On page 160, a EJB was accessed via InitialContext.lookup() not @EJB. Oh, how could it have slipped through the review process?! I think it's unfortunate that the pages about application development were added to the book at all. The aim of the book was security not development of a very primitive portal application. I wished Chapter 8 had presented a bit more hands-on samples of using the security concepts with ready-to-use sample applications.
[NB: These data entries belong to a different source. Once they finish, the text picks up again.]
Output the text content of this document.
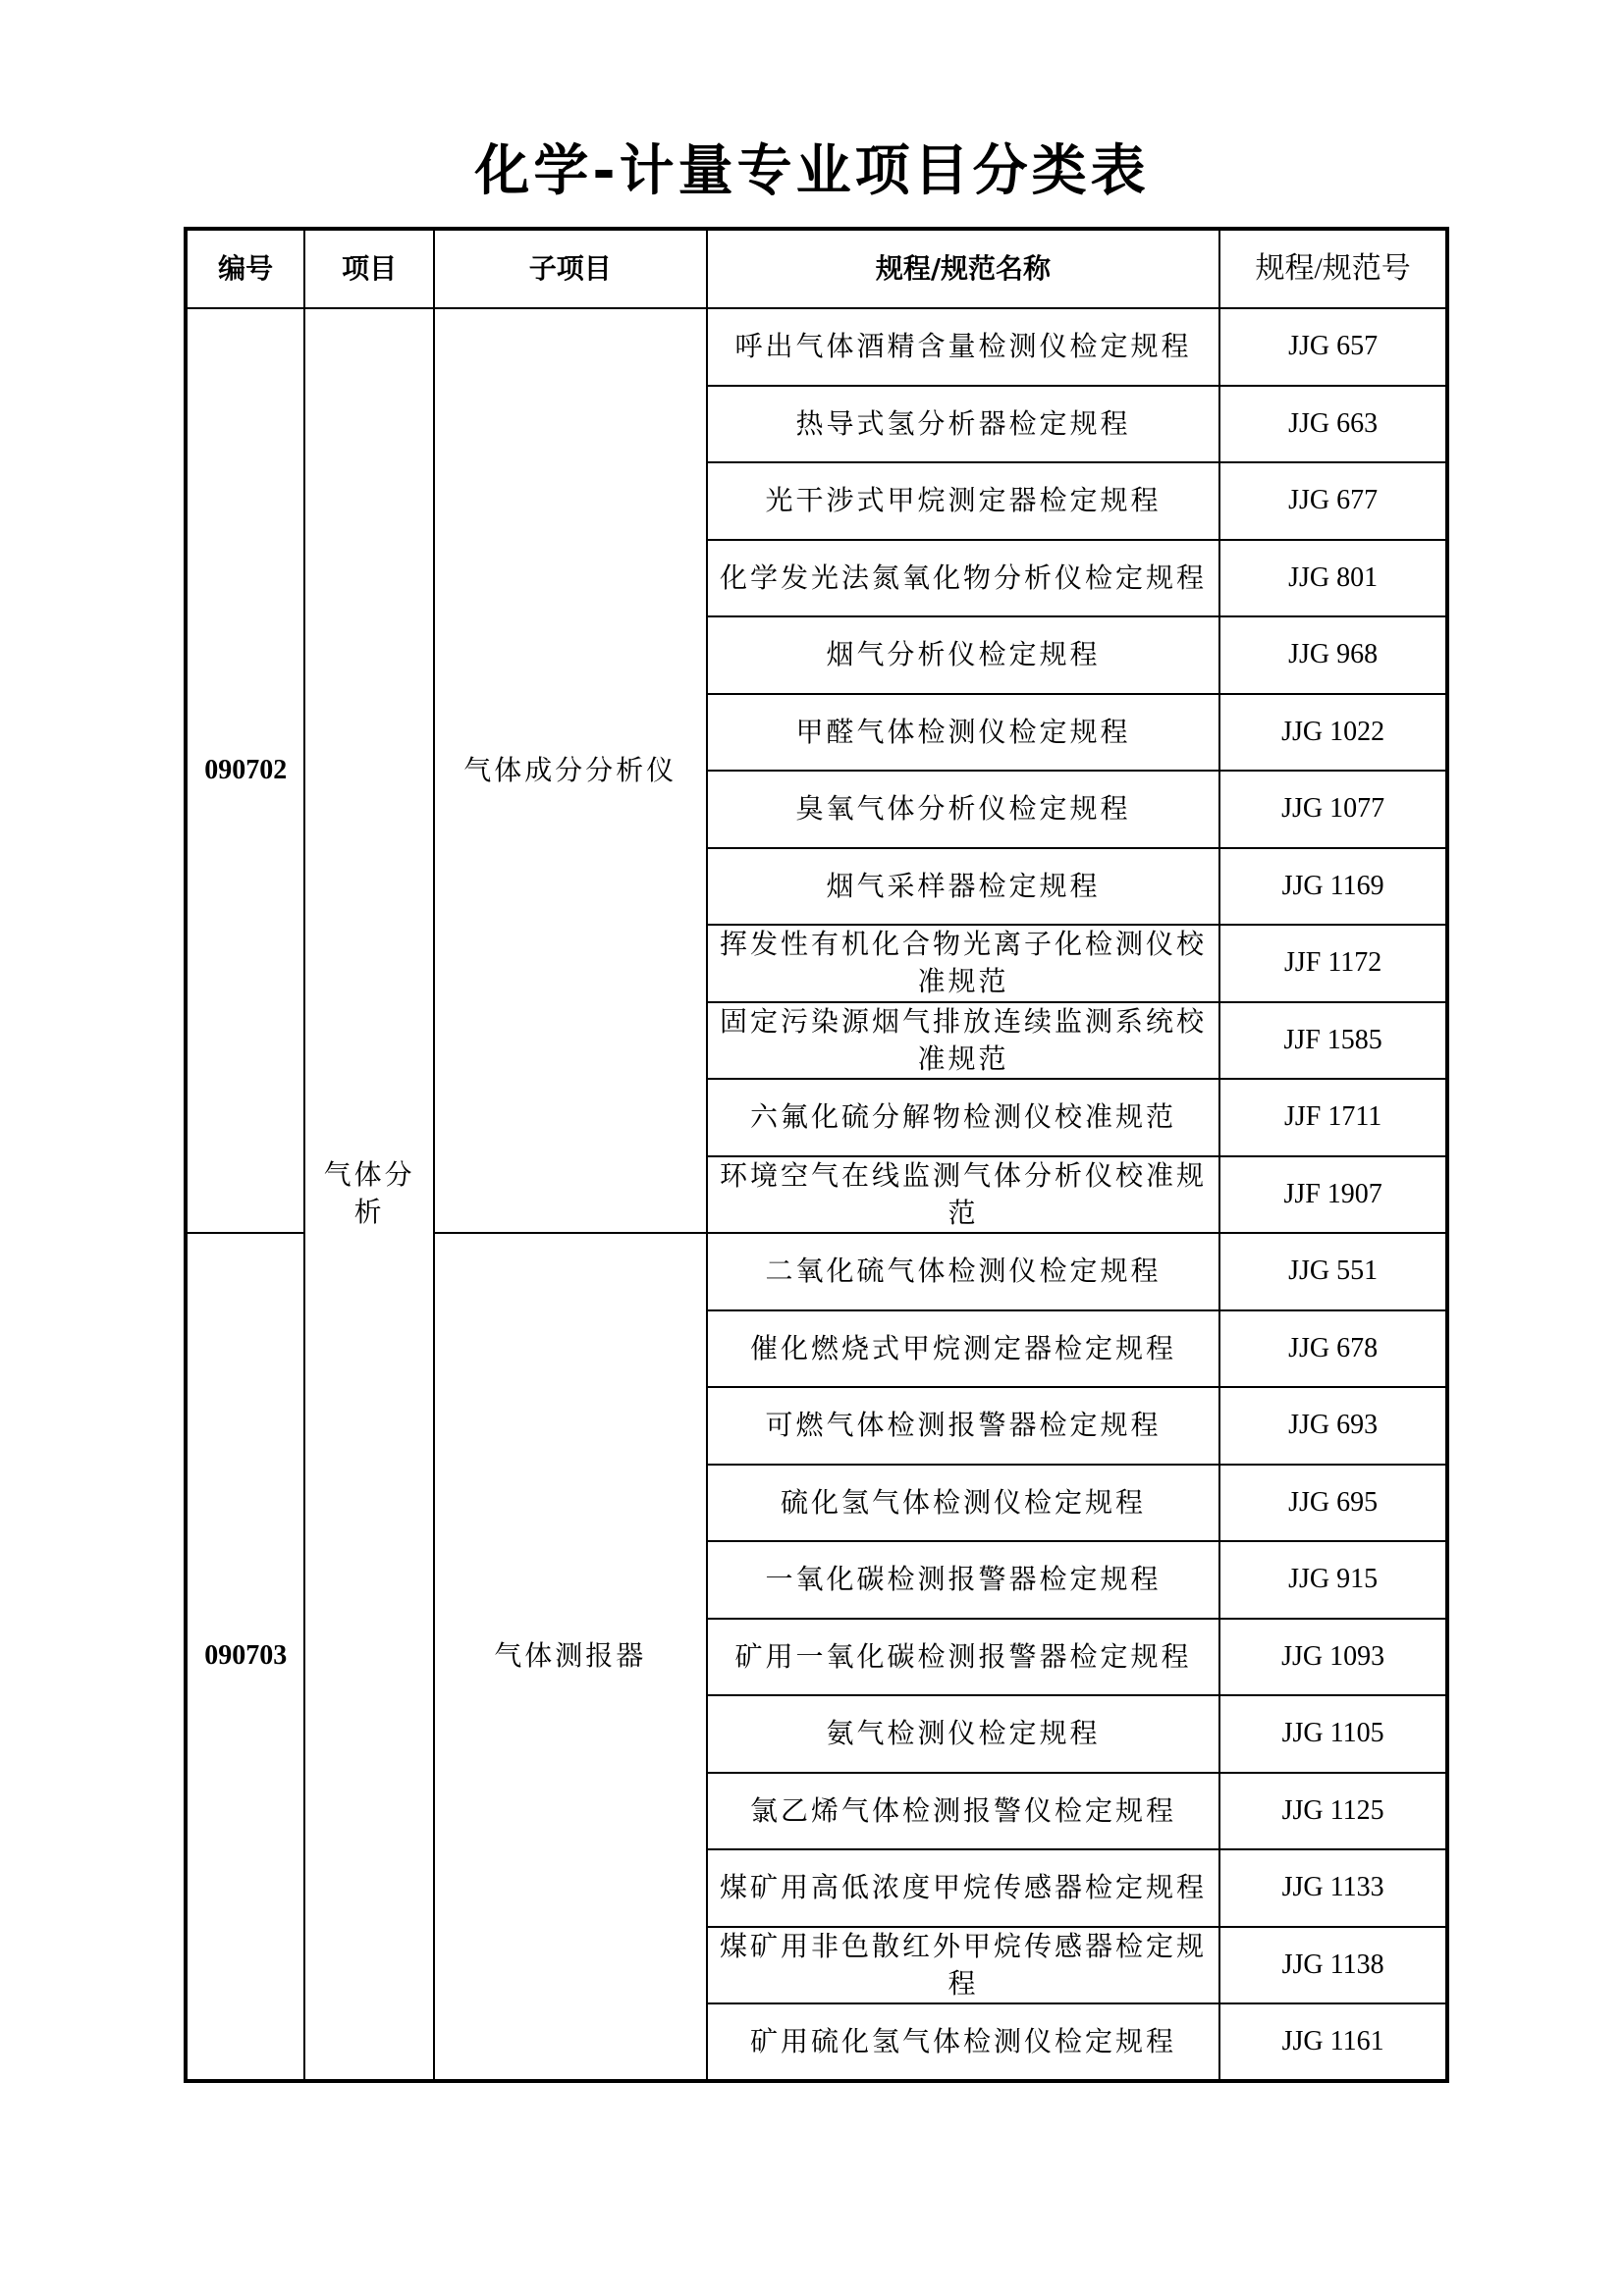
化学-计量专业项目分类表
编号	项目	子项目	规程/规范名称	规程/规范号
090702	气体分析	气体成分分析仪	呼出气体酒精含量检测仪检定规程	JJG 657
			热导式氢分析器检定规程	JJG 663
			光干涉式甲烷测定器检定规程	JJG 677
			化学发光法氮氧化物分析仪检定规程	JJG 801
			烟气分析仪检定规程	JJG 968
			甲醛气体检测仪检定规程	JJG 1022
			臭氧气体分析仪检定规程	JJG 1077
			烟气采样器检定规程	JJG 1169
			挥发性有机化合物光离子化检测仪校准规范	JJF 1172
			固定污染源烟气排放连续监测系统校准规范	JJF 1585
			六氟化硫分解物检测仪校准规范	JJF 1711
			环境空气在线监测气体分析仪校准规范	JJF 1907
090703		气体测报器	二氧化硫气体检测仪检定规程	JJG 551
			催化燃烧式甲烷测定器检定规程	JJG 678
			可燃气体检测报警器检定规程	JJG 693
			硫化氢气体检测仪检定规程	JJG 695
			一氧化碳检测报警器检定规程	JJG 915
			矿用一氧化碳检测报警器检定规程	JJG 1093
			氨气检测仪检定规程	JJG 1105
			氯乙烯气体检测报警仪检定规程	JJG 1125
			煤矿用高低浓度甲烷传感器检定规程	JJG 1133
			煤矿用非色散红外甲烷传感器检定规程	JJG 1138
			矿用硫化氢气体检测仪检定规程	JJG 1161
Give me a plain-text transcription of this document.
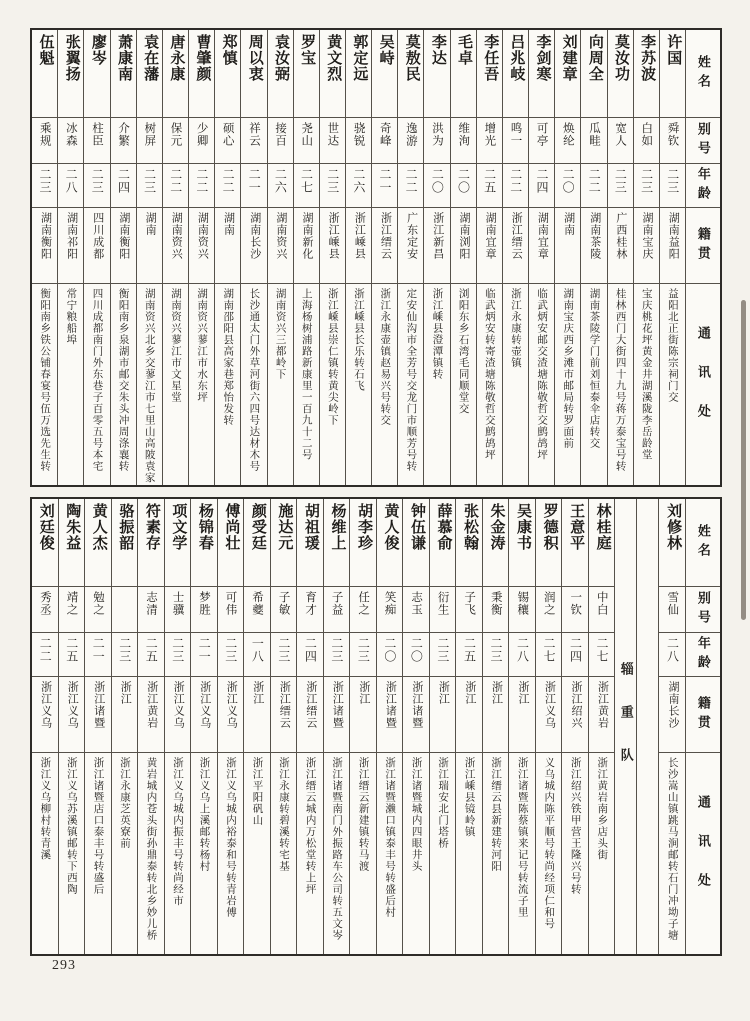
姓名
别号
年龄
籍贯
通讯处
许国
舜钦
二三
湖南益阳
益阳北正街陈宗祠门交
李苏波
白如
二三
湖南宝庆
宝庆桃花坪黄金井湖溪陇李岳龄堂
莫汝功
宽人
二三
广西桂林
桂林西门大街四十九号蒋万泰宝号转
向周全
瓜畦
二二
湖南茶陵
湖南茶陵学门前刘恒泰伞店转交
刘建章
焕纶
二〇
湖南
湖南宝庆西乡滩市邮局转罗面前
李剑寒
可亭
二四
湖南宜章
临武炳安邮交渣塘陈敬哲交鹧鸪坪
吕兆岐
鸣一
二二
浙江缙云
浙江永康转壶镇
李任吾
增光
二五
湖南宜章
临武炳安转寄渣塘陈敬哲交鹧鸪坪
毛卓
维洵
二〇
湖南浏阳
浏阳东乡石湾毛同顺堂交
李达
洪为
二〇
浙江新昌
浙江嵊县澄潭镇转
莫敖民
逸游
二二
广东定安
定安仙沟市全芳号交龙门市顺芳号转
吴峙
奇峰
二一
浙江缙云
浙江永康壶镇赵易兴号转交
郭定远
骁锐
二六
浙江嵊县
浙江嵊县长乐转石飞
黄文烈
世达
二三
浙江嵊县
浙江嵊县崇仁镇转黄尖岭下
罗宝
尧山
二七
湖南新化
上海杨树浦路新康里一百九十二号
袁汝弼
接百
二六
湖南资兴
湖南资兴三都岭下
周以衷
祥云
二一
湖南长沙
长沙通太门外草河街六四号达材木号
郑慎
硕心
二二
湖南
湖南邵阳县高家巷郑怡发转
曹肇颜
少卿
二二
湖南资兴
湖南资兴蓼江市水东坪
唐永康
保元
二二
湖南资兴
湖南资兴蓼江市文星堂
袁在藩
树屏
二三
湖南
湖南资兴北乡交蓼江市七里山高陂袁家
萧康南
介繁
二四
湖南衡阳
衡阳南乡泉湖市邮交朱头冲周涤襄转
廖岑
柱臣
二三
四川成都
四川成都南门外东巷子百零五号本宅
张翼扬
冰森
二八
湖南祁阳
常宁粮船埠
伍魁
乘规
二三
湖南衡阳
衡阳南乡铁公铺春宴号伍万选先生转
姓名
别号
年龄
籍贯
通讯处
刘修林
雪仙
二八
湖南长沙
长沙嵩山镇跳马涧邮转石门冲坳子塘
辎重队
林桂庭
中白
二七
浙江黄岩
浙江黄岩南乡店头街
王意平
一钦
二四
浙江绍兴
浙江绍兴铁甲营王隆兴号转
罗德积
润之
二七
浙江义乌
义乌城内陈平顺号转尚经项仁和号
吴康书
锡穰
二八
浙江
浙江诸暨陈蔡镇来记号转流子里
朱金涛
秉衡
二三
浙江
浙江缙云县新建转河阳
张松翰
子飞
二五
浙江
浙江嵊县镜岭镇
薛慕俞
衍生
二三
浙江
浙江瑞安北门塔桥
钟伍谦
志玉
二〇
浙江诸暨
浙江诸暨城内四眼井头
黄人俊
笑痴
二〇
浙江诸暨
浙江诸暨濑口镇泰丰号转盛后村
胡李珍
任之
二三
浙江
浙江缙云新建镇转马渡
杨维上
子益
二三
浙江诸暨
浙江诸暨南门外振路车公司转五文岑
胡祖瑗
育才
二四
浙江缙云
浙江缙云城内万松堂转上坪
施达元
子敏
二三
浙江缙云
浙江永康转碧溪转宅基
颜受廷
希夔
一八
浙江
浙江平阳矾山
傅尚壮
可伟
二三
浙江义乌
浙江义乌城内裕泰和号转青岩傅
杨锦春
梦胜
二一
浙江义乌
浙江义乌上溪邮转杨村
项文学
士骥
二三
浙江义乌
浙江义乌城内振丰号转尚经市
符素存
志清
二五
浙江黄岩
黄岩城内苍头街孙鼎泰转北乡妙儿桥
骆振韶
二三
浙江
浙江永康芝英寮前
黄人杰
勉之
二一
浙江诸暨
浙江诸暨店口泰丰号转盛后
陶朱益
靖之
二五
浙江义乌
浙江义乌苏溪镇邮转下西陶
刘廷俊
秀丞
二二
浙江义乌
浙江义乌柳村转青溪
293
In "JDBC: WebSphere-managed authentication" section I could read about "brief general descriptions of a concept (...) using one or two of the most popular databases used in a WebSphere v7 environment." (page 180) Guess what, beside Oracle and DB2, Sybase was mentioned. Is Sybase "one of the most popular database"? Really? Contrary to the book's main concept of WAS7 security, the section presented how to define a JDBC provider and DataSource for a database with no security. Too bad.
Netegrity SiteMinder was presented, but I was hoping to learn IBM Tivoli Access Manager instead. I missed that.
The book needs more practical tips for WAS7 itself not its entire hosting environment. I missed the bits that delve into intricacies of IBM WebSphere Application Server V7's security layer. I'm thus still on a lookout for a serious book about WAS7 Security.